Maybe Holding It Barely Together Is OK

 It's interesting how there is a message not to panic and break down in grief or terror or rage upon witnessing the galloping collapse of the climate system and its terrestrial effects of floods, heat waves, drought, wildfires and superstorms. This message to "hold it together" comes from deep within ourselves, where the instinct toward survival resides, and from the greater society, which operates on the unthinking imperative to maintain its current trajectory. Personally, I'm going to endeavor not to pressure myself to squelch grief or terror or rage at what is occurring, unless it threatens me with total dysfunction. The stifling of extreme emotion upon witnessing horrors and idiocies is part of what landed us in the soup in the first place.

As the imperial and global capitalist projects ramped up and spread across the world, predicated as they were, upon "ethnic cleansing," genocide, slavery, ecological decimation, the grimmest of extraction enterprises and the severing of the sacred from the natural, settler colonial people so often chose to or felt forced to choke down their revulsion or stupefaction or sadness over what they were witnessing or indeed, what they were engaged in. Western society provides us with a nearly endless variety of ways to cut ourselves of from our felt emotional truths, of ways to numb out: drugs, alcohol, shitty food, fanatical religiosity, tv, internet - not coincidentally, all of these non-coping mechanisms are also highly lucrative businesses. Another not great method is to become overly philosophical and cerebral (as I am hopefully not in danger of doing with this brief essay). And many settler colonial people, when confronted with the frightening reality of their own emotions, go several steps further and embrace the violence of the culture that initially provoked the terror. People become fascists, mercenaries or amoral businessman and politicians.

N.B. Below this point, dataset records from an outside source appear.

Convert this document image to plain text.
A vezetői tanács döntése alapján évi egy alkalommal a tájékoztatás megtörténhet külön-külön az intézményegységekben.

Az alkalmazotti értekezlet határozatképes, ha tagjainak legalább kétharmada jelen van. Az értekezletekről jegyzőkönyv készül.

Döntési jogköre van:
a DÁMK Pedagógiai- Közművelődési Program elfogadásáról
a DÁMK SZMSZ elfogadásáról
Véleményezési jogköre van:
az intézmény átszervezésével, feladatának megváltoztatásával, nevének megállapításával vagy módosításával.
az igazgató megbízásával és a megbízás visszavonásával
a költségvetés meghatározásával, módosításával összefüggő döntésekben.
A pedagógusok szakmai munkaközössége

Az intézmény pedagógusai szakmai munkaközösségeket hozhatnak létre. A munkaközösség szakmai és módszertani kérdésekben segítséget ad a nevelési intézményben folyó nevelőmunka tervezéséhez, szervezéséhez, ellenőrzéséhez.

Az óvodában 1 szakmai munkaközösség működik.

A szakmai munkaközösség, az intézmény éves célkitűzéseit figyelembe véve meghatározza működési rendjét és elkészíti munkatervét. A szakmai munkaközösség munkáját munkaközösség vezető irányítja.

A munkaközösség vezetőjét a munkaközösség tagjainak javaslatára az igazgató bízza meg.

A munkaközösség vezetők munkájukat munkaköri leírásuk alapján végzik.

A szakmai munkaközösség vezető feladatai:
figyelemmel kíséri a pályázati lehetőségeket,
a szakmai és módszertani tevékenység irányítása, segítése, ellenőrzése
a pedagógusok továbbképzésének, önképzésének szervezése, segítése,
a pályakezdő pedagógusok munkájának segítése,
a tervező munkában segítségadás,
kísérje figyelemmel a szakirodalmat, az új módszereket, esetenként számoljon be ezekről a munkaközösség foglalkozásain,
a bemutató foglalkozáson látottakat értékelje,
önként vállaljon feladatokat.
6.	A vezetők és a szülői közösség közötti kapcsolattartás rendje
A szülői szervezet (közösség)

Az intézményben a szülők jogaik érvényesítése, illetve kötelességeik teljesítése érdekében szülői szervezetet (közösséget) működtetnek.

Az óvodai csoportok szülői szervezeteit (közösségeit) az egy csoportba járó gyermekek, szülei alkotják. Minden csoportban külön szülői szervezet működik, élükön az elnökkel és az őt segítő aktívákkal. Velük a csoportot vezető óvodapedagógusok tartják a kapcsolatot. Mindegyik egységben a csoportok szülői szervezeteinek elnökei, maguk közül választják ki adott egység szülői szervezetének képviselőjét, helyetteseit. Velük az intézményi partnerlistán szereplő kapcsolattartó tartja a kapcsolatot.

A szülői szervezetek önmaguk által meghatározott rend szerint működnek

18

And so, at this unprecedented moment in human history, as much as I want to avoid suffering and do not want others to suffer, it is crucial to distinguish between natural emotions and notions of "wellness" based in absurd expectations about what terrestrials like us should feel at the prospect of our own species' extirpation and the unthinkable ecocide manifesting in events of mass death, such as the estimated one billion sea creatures who died in the recent Northwestern heatwave. Rage, terror, disbelief, frustration, ultra-heartbreak, and wailing, howling sadness are fine. If, through a variety of methods, including art/music/community/ritual/talking/isolation or through no special method, we can experience these feelings and not fall into total dysfunction, I say: let it rip.